= Tantuja =

Handloom brand of West Bengal, India

Tantuja is a government-backed Kolkata based handloom brand of West Bengal, India, operated by the West Bengal State Handloom Weavers' Cooperative Society. Tantuja is known for representing various regional weaving traditions such as Tant, Jamdani, Baluchari, and Kantha. Its products are sold through state-run retail outlets and exhibitions across West Bengal and other parts of India.

Tantuja - Overview
| Type | Government handloom brand |
| Operated by | West Bengal State Handloom Weavers' Cooperative Society |
| Country | India |
| State | West Bengal |
| Products | Handwoven textiles (Tant, Jamdani, Baluchari, Kantha) |
| Purpose | Promotion of traditional weaving and support for local artisans |
| Retail outlets (selected) | Kolkata, Basirhat, Asansol, Siliguri, Howrah, Kalyani, Shantiniketan, New Delhi |

==History==
Tantuja was established on October 1, 1954. It usually focuses on preserving traditional Bengali handlooms such as Tant Cotton and Baluchari Silk.

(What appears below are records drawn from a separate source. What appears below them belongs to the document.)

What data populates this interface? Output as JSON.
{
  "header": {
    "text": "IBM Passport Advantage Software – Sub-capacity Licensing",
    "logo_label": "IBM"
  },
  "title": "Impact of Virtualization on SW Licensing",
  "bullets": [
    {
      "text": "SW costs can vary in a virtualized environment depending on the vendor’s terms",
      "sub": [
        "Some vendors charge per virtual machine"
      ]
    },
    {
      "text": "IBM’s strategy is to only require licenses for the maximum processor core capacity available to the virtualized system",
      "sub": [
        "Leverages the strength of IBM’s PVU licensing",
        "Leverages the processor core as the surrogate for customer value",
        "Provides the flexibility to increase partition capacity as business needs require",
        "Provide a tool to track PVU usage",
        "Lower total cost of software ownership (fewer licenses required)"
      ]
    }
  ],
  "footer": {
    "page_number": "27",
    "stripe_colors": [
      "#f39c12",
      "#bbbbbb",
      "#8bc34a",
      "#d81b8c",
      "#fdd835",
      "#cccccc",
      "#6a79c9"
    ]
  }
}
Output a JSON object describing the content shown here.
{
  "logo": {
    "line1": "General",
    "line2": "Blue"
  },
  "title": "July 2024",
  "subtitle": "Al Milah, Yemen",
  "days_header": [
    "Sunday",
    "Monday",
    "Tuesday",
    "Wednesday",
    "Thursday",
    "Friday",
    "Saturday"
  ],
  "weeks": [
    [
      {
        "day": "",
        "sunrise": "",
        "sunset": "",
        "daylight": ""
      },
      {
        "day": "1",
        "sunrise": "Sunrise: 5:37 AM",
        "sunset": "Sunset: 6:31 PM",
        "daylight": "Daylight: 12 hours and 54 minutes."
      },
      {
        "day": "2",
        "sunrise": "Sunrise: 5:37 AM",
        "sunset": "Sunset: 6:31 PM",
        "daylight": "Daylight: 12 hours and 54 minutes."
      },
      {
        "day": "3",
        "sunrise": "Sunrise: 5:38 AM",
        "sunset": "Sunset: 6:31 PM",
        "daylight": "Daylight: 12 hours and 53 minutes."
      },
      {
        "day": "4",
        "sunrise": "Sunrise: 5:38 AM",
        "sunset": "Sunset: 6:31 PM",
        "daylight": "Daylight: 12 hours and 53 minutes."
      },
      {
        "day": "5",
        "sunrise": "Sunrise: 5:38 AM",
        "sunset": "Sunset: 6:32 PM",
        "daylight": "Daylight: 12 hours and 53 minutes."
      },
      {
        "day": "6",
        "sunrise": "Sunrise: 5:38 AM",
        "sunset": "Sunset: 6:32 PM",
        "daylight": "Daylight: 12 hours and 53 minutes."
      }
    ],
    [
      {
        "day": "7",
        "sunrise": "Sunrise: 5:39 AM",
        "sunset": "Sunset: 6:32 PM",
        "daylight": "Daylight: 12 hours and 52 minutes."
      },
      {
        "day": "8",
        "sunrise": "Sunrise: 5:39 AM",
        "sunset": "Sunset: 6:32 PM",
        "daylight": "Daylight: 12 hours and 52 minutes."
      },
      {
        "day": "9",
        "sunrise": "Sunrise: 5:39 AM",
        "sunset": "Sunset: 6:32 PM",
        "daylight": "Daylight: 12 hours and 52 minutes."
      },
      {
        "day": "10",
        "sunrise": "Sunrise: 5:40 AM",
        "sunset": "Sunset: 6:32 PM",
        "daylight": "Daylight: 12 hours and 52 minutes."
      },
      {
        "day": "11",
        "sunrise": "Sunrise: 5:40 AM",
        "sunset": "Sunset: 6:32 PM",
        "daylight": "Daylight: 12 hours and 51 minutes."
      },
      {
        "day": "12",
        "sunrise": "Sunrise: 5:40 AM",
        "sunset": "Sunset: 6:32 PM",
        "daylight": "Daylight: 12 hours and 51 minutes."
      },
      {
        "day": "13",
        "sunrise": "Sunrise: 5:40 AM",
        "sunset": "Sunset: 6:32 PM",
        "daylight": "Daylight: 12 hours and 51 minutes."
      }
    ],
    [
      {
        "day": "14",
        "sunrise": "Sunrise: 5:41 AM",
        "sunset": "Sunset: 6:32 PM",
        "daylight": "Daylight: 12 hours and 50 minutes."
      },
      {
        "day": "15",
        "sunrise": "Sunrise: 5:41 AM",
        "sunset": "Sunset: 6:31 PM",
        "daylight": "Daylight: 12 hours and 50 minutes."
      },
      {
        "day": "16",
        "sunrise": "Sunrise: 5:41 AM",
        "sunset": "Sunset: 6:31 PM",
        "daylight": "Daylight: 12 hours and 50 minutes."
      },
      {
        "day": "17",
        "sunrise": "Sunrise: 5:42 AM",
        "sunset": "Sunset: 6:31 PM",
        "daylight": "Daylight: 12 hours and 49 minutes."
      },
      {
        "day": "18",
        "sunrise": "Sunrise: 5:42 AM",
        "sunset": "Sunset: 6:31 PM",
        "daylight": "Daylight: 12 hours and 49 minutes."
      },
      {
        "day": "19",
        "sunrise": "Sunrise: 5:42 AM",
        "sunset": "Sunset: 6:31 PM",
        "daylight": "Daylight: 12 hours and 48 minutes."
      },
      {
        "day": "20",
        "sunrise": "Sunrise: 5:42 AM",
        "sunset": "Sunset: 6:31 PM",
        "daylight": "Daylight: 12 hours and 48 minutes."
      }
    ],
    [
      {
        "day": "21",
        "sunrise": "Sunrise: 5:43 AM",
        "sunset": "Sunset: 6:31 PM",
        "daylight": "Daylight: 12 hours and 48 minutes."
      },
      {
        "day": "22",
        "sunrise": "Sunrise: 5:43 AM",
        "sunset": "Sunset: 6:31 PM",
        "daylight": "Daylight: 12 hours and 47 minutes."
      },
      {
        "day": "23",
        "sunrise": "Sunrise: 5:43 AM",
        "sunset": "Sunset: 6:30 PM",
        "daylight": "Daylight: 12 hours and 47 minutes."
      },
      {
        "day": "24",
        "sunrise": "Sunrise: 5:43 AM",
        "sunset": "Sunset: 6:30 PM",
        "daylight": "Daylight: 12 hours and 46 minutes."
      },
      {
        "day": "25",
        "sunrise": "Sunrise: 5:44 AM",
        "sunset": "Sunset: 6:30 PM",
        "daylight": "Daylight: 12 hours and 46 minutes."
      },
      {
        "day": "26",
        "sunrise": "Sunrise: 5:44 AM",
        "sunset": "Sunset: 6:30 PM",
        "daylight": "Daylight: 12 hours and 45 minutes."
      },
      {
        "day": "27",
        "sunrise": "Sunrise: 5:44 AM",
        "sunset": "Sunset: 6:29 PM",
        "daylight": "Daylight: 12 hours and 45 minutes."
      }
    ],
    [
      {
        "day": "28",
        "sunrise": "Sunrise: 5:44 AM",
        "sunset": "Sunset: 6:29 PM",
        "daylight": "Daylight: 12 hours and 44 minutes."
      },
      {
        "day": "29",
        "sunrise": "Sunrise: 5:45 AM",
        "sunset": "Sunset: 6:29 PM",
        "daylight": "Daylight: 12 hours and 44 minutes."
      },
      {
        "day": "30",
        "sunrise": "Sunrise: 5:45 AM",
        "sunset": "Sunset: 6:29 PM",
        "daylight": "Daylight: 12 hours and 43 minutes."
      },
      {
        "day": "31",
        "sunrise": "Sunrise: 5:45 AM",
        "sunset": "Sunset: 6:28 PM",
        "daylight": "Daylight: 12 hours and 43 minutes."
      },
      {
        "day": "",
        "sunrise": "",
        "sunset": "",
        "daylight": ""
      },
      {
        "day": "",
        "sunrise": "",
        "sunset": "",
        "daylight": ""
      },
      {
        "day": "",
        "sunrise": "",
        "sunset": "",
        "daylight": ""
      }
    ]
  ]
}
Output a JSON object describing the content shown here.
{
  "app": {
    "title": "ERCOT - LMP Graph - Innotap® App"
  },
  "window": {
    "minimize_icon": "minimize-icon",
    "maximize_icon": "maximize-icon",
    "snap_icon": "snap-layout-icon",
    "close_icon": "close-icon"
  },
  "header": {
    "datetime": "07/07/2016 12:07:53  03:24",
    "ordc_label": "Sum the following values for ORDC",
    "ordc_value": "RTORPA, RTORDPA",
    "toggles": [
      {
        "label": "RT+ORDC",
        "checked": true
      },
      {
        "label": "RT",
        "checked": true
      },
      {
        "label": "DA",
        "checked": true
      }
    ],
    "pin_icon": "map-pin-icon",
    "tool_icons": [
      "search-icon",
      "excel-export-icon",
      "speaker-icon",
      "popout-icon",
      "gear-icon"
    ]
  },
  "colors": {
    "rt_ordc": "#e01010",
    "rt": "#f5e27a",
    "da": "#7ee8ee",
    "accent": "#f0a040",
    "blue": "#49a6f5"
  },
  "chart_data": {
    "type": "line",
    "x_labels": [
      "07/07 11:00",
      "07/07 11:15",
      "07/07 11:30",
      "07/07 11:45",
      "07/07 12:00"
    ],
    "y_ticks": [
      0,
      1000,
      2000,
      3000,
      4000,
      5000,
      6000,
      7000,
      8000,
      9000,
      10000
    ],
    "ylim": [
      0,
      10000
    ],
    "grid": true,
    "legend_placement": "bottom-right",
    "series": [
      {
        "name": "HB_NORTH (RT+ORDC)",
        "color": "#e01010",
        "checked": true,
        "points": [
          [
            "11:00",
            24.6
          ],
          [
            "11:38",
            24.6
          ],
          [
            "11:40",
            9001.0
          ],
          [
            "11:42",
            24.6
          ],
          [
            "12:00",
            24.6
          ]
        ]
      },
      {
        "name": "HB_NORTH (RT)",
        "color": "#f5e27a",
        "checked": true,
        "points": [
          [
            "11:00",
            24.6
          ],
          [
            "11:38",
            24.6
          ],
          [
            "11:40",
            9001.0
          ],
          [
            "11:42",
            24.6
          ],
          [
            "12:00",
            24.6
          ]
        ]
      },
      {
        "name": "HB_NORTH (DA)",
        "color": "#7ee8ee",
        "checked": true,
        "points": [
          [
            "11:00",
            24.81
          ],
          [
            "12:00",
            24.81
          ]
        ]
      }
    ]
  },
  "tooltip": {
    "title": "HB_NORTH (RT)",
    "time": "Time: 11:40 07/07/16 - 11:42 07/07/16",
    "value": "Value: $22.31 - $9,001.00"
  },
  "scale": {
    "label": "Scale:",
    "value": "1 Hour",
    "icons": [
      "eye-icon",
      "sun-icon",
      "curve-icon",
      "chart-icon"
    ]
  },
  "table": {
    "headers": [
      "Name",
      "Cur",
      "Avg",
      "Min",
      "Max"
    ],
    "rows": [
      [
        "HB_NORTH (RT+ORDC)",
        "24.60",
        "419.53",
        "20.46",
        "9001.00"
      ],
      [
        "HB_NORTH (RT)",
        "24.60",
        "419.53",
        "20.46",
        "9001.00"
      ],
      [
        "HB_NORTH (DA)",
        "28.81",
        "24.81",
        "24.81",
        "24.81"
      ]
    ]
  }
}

==Retail industry and awards==
Tantuja is a Kolkata-based handloom band, which has got many retail stores across West Bengal, primarily located in Kolkata, Basirhat, Howrah, Sreerampur, Asansol, Kalyani, Shantiniketan, Siliguri, Coochbehar, Jalpaiguri and New Delhi.
Tantuja got several awards from reputable organisations from all over India for its beautiful craftsmanship.